49. Operasi

51 10 2
                                    

Happy Reading!




"Aku tidak mau kalian menangis karena ku."

~Acha

Hari yang ditunggu-tunggu pun tiba. Hari dimana Acha akan melakukan operasi pengangkatan kankernya.

Pandangan Acha kosong menatap ruangan yang ia tempati. Ruangan serba putih dengan aroma khas obat, membuatnya gelisah. Bagaimana jika nyawanya tak terselamatkan? Bagaimana jika dia koma bertahun-tahun? Bagaimana jika cita-citanya tak tercapai?

Akh! Sialan!

Suara decitan pintu membuat lamunan Acha buyar. Seorang dokter datang dan langsung memeriksa kondisi Acha.

"Dokter Raisa mana?" tanya Acha.

"Dokter Raisa sudah ada diruangan operasi." jawab Dokter tersebut.

Setelah selesai memeriksa tekanan darah Acha, dokter tersebut keluar dari ruangan.

Acha kembali menghela napas secara kasar. Ia gugup. Ia takut. Semuanya sudah campur aduk. Acha gelisah. Kepalanya mulai mengeluarkan peluh, seperti orang yang habis lari marathon. Tangannya menggenggam kuat selimutnya.

"Sakit..."

Lagi.
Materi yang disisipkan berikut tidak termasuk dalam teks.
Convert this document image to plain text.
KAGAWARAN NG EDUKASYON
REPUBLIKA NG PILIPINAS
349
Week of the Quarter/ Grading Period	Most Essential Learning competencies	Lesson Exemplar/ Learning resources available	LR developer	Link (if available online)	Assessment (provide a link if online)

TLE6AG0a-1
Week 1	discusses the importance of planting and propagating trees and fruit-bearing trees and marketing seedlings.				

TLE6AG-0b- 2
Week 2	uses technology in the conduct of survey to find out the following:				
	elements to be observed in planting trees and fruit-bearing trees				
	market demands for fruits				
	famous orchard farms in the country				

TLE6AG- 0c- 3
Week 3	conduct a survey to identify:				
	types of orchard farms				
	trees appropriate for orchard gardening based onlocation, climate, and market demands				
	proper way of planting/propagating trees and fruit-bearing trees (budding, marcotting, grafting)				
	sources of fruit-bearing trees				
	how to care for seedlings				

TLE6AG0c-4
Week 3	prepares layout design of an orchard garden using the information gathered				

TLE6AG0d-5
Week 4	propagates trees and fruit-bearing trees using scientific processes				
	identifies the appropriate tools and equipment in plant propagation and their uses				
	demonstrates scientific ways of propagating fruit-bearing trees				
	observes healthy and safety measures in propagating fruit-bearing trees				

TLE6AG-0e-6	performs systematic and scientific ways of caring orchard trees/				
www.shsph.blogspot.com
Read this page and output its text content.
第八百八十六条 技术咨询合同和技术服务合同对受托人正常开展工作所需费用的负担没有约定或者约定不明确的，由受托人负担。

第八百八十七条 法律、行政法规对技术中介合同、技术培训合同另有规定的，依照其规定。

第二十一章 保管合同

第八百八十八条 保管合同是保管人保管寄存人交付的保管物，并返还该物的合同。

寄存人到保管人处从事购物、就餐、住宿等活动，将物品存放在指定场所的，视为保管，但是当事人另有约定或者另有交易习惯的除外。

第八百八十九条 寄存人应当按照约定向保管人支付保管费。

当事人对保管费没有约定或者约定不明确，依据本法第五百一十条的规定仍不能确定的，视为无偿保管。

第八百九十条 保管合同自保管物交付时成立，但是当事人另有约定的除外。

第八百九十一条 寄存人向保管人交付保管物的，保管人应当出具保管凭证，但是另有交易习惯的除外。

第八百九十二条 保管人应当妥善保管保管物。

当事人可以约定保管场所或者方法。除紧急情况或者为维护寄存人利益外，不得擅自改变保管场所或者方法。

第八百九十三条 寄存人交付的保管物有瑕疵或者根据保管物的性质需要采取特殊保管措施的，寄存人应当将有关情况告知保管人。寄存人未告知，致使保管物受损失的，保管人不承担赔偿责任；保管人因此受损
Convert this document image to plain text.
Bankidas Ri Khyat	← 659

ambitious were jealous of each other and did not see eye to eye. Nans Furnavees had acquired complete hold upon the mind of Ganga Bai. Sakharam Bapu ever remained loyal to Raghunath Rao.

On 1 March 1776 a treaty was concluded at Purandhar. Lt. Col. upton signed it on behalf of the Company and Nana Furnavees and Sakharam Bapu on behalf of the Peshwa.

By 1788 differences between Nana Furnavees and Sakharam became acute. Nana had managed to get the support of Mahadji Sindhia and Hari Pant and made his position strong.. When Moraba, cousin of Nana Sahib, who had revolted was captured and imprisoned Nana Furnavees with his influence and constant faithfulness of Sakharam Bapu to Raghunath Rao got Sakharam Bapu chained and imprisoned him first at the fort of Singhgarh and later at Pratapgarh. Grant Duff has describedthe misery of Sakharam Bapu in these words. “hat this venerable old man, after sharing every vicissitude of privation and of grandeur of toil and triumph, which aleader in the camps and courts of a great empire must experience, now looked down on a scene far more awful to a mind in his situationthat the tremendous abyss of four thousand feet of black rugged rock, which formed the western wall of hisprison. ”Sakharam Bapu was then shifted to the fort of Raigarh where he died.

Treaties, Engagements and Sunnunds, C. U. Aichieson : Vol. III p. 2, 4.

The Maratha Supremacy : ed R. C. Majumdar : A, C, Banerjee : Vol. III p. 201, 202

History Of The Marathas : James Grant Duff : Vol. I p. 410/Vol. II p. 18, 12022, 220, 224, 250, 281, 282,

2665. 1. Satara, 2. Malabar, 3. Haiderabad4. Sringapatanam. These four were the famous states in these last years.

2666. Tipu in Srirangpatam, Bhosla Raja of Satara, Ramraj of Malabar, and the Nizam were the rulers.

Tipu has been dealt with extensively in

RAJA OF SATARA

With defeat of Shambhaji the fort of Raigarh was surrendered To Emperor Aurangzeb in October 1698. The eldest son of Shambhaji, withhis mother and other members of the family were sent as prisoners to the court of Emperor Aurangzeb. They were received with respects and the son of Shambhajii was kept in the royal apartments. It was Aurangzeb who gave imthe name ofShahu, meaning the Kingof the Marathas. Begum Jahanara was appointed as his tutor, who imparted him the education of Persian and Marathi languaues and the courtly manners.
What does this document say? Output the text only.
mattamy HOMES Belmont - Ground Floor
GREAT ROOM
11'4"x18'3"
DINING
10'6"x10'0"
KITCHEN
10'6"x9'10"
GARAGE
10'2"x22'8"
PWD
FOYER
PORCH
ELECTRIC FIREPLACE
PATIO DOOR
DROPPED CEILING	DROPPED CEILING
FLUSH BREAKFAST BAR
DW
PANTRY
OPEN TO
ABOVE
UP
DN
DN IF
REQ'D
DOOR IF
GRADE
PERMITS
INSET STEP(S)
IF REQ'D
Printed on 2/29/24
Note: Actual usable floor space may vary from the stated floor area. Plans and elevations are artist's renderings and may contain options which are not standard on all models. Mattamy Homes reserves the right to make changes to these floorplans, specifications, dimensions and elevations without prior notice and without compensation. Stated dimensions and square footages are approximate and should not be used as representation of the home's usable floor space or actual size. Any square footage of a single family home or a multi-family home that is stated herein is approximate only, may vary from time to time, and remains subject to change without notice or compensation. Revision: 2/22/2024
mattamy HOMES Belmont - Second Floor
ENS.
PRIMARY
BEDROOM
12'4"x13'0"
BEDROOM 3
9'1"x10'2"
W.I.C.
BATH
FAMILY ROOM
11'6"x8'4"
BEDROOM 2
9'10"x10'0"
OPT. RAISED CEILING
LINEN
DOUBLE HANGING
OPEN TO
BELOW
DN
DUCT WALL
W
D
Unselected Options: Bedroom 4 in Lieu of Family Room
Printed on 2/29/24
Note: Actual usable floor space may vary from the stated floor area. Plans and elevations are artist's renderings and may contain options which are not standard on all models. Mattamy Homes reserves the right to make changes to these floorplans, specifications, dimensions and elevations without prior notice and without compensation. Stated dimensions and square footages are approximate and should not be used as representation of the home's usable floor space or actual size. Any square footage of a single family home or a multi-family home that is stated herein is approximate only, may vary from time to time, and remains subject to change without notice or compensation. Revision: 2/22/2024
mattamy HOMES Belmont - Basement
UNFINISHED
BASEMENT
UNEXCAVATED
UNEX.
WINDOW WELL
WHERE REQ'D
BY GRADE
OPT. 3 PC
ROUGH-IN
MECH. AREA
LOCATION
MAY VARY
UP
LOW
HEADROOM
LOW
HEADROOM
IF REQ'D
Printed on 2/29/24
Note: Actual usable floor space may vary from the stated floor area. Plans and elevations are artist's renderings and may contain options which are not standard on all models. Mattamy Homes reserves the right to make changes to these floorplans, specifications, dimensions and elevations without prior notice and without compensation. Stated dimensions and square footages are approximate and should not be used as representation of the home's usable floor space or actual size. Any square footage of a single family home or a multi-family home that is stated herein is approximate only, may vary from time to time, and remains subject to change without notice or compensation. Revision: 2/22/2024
Suara decitan pintu terbuka, membuat Acha kembali merilekskan dirinya. Sakit. Tubuhnya masih sakit.

"Gimana keadaan lo?" tanya Prilly. Ditangannya sudah ada dua kantung nasi bungkus. Untuk persiapan saat dia kelaparan nanti.

"Baik." balas Acha.

"Lo udah siap? Sejam lagi lo dipindahin keruangan operasi." ucap Prilly.

Acha menghembuskan napasnya kasar. "Siap gak siap, gue harus jalanin ini semua demi kesembuhan gue."

"Bagus." ujar Prilly seraya mengambil bubur Acha yang ditaruh diatas nakas.

"Makan dulu gih. Ntar lapar lagi." Prilly menyodorkan sesendok bubur.

Raut wajah Acha seketika berubah drastis. Ia memalingkan wajahnya. Membuat Prilly sendiri kebingungan.

"Makan anjir! Jangan kayak anak kecil bangcat!" sungut Prilly.

"Bubur dari rumah sakit tuh hambar tau! Gue gak suka..." tolak Acha.

"Mak-"

Ucapan Prilly terhenti saat suara decitan pintu berbunyi, menandakan seseorang memasuki ruang rawat itu. Keduanya menoleh kearah pintu. Dan benar saja diambang pintu sudah ada dokter Raisa dengan senyumannya.

"Acha, kamu sudah siap?" tanya Dokter Raisa seraya mendekati brankar Acha.

"S-siap dok." jawab Acha masih ragu.

Tangan dokter Raisa naik mengusap lembut rambut Acha. "Jangan takut, semua akan baik-baik saja."

Pandangan dokter Raisa tertuju pada semangkuk bubur ditangan Prilly. "Bubur itu untuk Acha?"

Prilly mengangguk.

Dokter Raisa mengambil ahli semangkuk bubur itu. Awalnya Prilly menolak untuk memberikannya, namun akhirnya ia berikan juga.